10. Pledge your loyalty to your customer: Your job is to be an advocate for your client and an assistant to your superior. Embrace this role fully! If you think an alternative remedy is in order, express this to your supervising Doctor or Attorney. Do this away from the client to be able to protect the honor of your boss as not to undermine him. In addition, do not conspire or speak with any external forces who might work against the interests of your client and/or employer. You’re being paid for such devotion. Any actions you take which could be interpreted as being”disloyal” to the customer or your employer, could result in termination or a lawsuit.

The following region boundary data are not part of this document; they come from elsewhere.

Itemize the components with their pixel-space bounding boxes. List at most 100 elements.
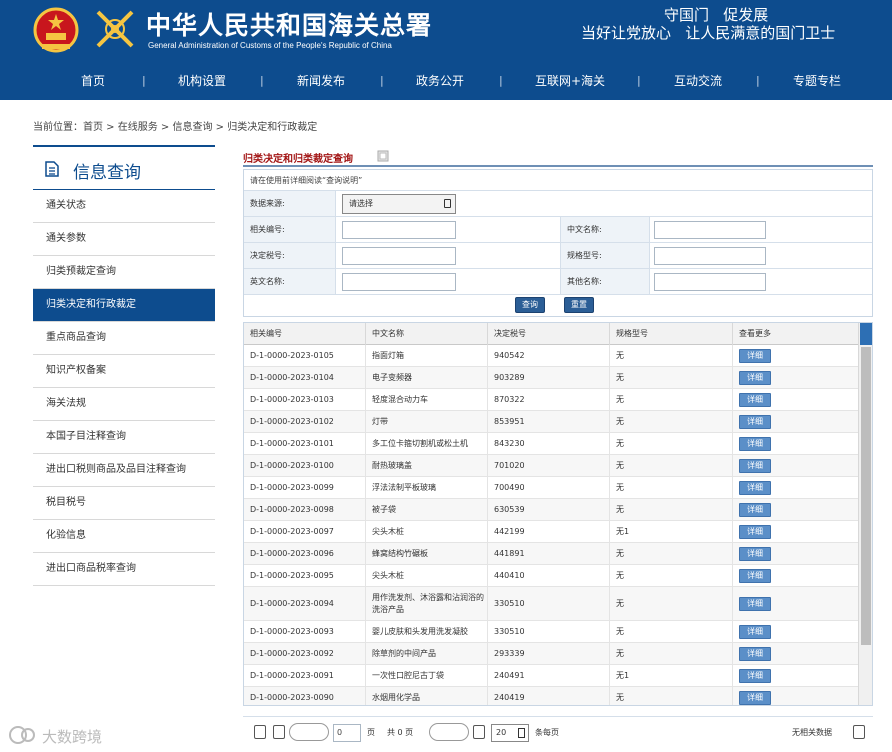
prev-page-icon[interactable] <box>273 725 285 739</box>
sidebar-item-pre-ruling[interactable]: 归类预裁定查询 <box>33 256 215 289</box>
sidebar-item-lab-info[interactable]: 化验信息 <box>33 520 215 553</box>
detail-button[interactable]: 详细 <box>739 414 771 429</box>
sidebar-item-key-goods[interactable]: 重点商品查询 <box>33 322 215 355</box>
detail-button[interactable]: 详细 <box>739 502 771 517</box>
cell-spec: 无 <box>610 543 733 564</box>
cell-no: D-1-0000-2023-0103 <box>244 389 366 410</box>
source-select[interactable]: 请选择 <box>342 194 456 214</box>
scroll-up-button[interactable] <box>860 323 872 345</box>
prev-page-button[interactable] <box>289 723 329 741</box>
cell-name: 一次性口腔尼古丁袋 <box>366 665 488 686</box>
cell-no: D-1-0000-2023-0092 <box>244 643 366 664</box>
refresh-icon[interactable] <box>853 725 865 739</box>
table-scrollbar[interactable] <box>858 323 872 705</box>
cell-tax: 630539 <box>488 499 610 520</box>
cell-no: D-1-0000-2023-0098 <box>244 499 366 520</box>
reset-button[interactable]: 重置 <box>564 297 594 313</box>
cell-name: 被子袋 <box>366 499 488 520</box>
cn-name-input[interactable] <box>654 221 766 239</box>
cell-tax: 240491 <box>488 665 610 686</box>
other-name-input[interactable] <box>654 273 766 291</box>
last-page-icon[interactable] <box>473 725 485 739</box>
detail-button[interactable]: 详细 <box>739 624 771 639</box>
dropdown-icon <box>518 728 525 738</box>
document-icon <box>45 161 59 177</box>
sidebar-item-clearance-status[interactable]: 通关状态 <box>33 190 215 223</box>
cell-no: D-1-0000-2023-0094 <box>244 587 366 620</box>
cell-no: D-1-0000-2023-0097 <box>244 521 366 542</box>
detail-button[interactable]: 详细 <box>739 458 771 473</box>
first-page-icon[interactable] <box>254 725 266 739</box>
en-name-input[interactable] <box>342 273 456 291</box>
table-row: D-1-0000-2023-0103 轻度混合动力车 870322 无详细 <box>244 389 858 411</box>
detail-button[interactable]: 详细 <box>739 480 771 495</box>
table-row: D-1-0000-2023-0102 灯带 853951 无详细 <box>244 411 858 433</box>
table-row: D-1-0000-2023-0104 电子变频器 903289 无详细 <box>244 367 858 389</box>
detail-button[interactable]: 详细 <box>739 646 771 661</box>
detail-button[interactable]: 详细 <box>739 370 771 385</box>
cell-name: 耐热玻璃盖 <box>366 455 488 476</box>
slogan-line-2: 当好让党放心 让人民满意的国门卫士 <box>581 24 836 42</box>
cell-name: 尖头木桩 <box>366 565 488 586</box>
table-row: D-1-0000-2023-0093 婴儿皮肤和头发用洗发凝胶 330510 无详细 <box>244 621 858 643</box>
nav-separator: | <box>260 74 264 87</box>
table-row: D-1-0000-2023-0100 耐热玻璃盖 701020 无详细 <box>244 455 858 477</box>
cell-more: 详细 <box>733 477 858 498</box>
detail-button[interactable]: 详细 <box>739 436 771 451</box>
detail-button[interactable]: 详细 <box>739 348 771 363</box>
nav-item-organization[interactable]: 机构设置 <box>178 72 226 89</box>
source-select-value: 请选择 <box>349 199 373 208</box>
sidebar-item-tariff-numbers[interactable]: 税目税号 <box>33 487 215 520</box>
decision-tax-no-input[interactable] <box>342 247 456 265</box>
detail-button[interactable]: 详细 <box>739 524 771 539</box>
sidebar-item-tax-rates[interactable]: 进出口商品税率查询 <box>33 553 215 586</box>
related-no-input[interactable] <box>342 221 456 239</box>
title-divider <box>243 165 873 167</box>
page-size-select[interactable]: 20 <box>491 724 529 742</box>
cell-spec: 无1 <box>610 521 733 542</box>
table-row: D-1-0000-2023-0097 尖头木桩 442199 无1 详细 <box>244 521 858 543</box>
spec-model-input[interactable] <box>654 247 766 265</box>
nav-item-internet-customs[interactable]: 互联网+海关 <box>535 72 605 89</box>
cell-more: 详细 <box>733 499 858 520</box>
next-page-button[interactable] <box>429 723 469 741</box>
cell-spec: 无 <box>610 345 733 366</box>
breadcrumb: 当前位置：首页 > 在线服务 > 信息查询 > 归类决定和行政裁定 <box>33 122 318 133</box>
detail-button[interactable]: 详细 <box>739 668 771 683</box>
sidebar-item-subheading-notes[interactable]: 本国子目注释查询 <box>33 421 215 454</box>
nav-item-special-topics[interactable]: 专题专栏 <box>793 72 841 89</box>
detail-button[interactable]: 详细 <box>739 596 771 611</box>
nav-item-interaction[interactable]: 互动交流 <box>674 72 722 89</box>
nav-separator: | <box>637 74 641 87</box>
detail-button[interactable]: 详细 <box>739 392 771 407</box>
cell-tax: 853951 <box>488 411 610 432</box>
results-table: 相关编号 中文名称 决定税号 规格型号 查看更多 D-1-0000-2023-0… <box>243 322 873 706</box>
cell-more: 详细 <box>733 411 858 432</box>
page-number-input[interactable]: 0 <box>333 724 361 742</box>
detail-button[interactable]: 详细 <box>739 690 771 705</box>
detail-button[interactable]: 详细 <box>739 546 771 561</box>
nav-item-news[interactable]: 新闻发布 <box>297 72 345 89</box>
cell-name: 尖头木桩 <box>366 521 488 542</box>
scroll-thumb[interactable] <box>861 347 871 645</box>
sidebar-item-ip-filing[interactable]: 知识产权备案 <box>33 355 215 388</box>
sidebar-item-classification-decisions[interactable]: 归类决定和行政裁定 <box>33 289 215 322</box>
sidebar-item-customs-regulations[interactable]: 海关法规 <box>33 388 215 421</box>
cell-more: 详细 <box>733 587 858 620</box>
nav-item-home[interactable]: 首页 <box>81 72 105 89</box>
cell-name: 指面灯箱 <box>366 345 488 366</box>
pagination: 0 页 共 0 页 20 条每页 无相关数据 <box>243 716 873 746</box>
cell-no: D-1-0000-2023-0096 <box>244 543 366 564</box>
search-button[interactable]: 查询 <box>515 297 545 313</box>
sidebar-item-tariff-notes[interactable]: 进出口税则商品及品目注释查询 <box>33 454 215 487</box>
table-row: D-1-0000-2023-0090 水烟用化学品 240419 无详细 <box>244 687 858 705</box>
table-row: D-1-0000-2023-0101 多工位卡箍切割机或松土机 843230 无详细 <box>244 433 858 455</box>
cell-tax: 940542 <box>488 345 610 366</box>
nav-item-government-affairs[interactable]: 政务公开 <box>416 72 464 89</box>
table-row: D-1-0000-2023-0094 用作洗发剂、沐浴露和沾润浴的洗浴产品 3305… <box>244 587 858 621</box>
cell-spec: 无 <box>610 621 733 642</box>
sidebar-item-clearance-params[interactable]: 通关参数 <box>33 223 215 256</box>
detail-button[interactable]: 详细 <box>739 568 771 583</box>
table-row: D-1-0000-2023-0095 尖头木桩 440410 无详细 <box>244 565 858 587</box>
nav-separator: | <box>142 74 146 87</box>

11. If you cannot fathom defending a murderer or thief, you may want to steer clear of criminal law and try bankruptcy law instead. You can also ask to be removed from certain cases or refuse to work with certain customers who make you feel uncomfortable. However, irrespective of how hard you try to manage your career, you may finally be forced to take actions that go against your personal beliefs. It’s the nature of any company and something all workers must learn how to accept. Do your best to minimize such circumstances but also learn how to warrant such activities if absolutely necessary. Those who fail to rationalize their jobs will fall victim to alcoholism and other unhealthy coping methods if they don’t learn how to deal naturally.
The doctrine and administrative guidelines that govern the notion of”ethics” can get very complicated. If you’re unsure about whether or not you may be violating your company’s standards of integrity, it never hurts to ask!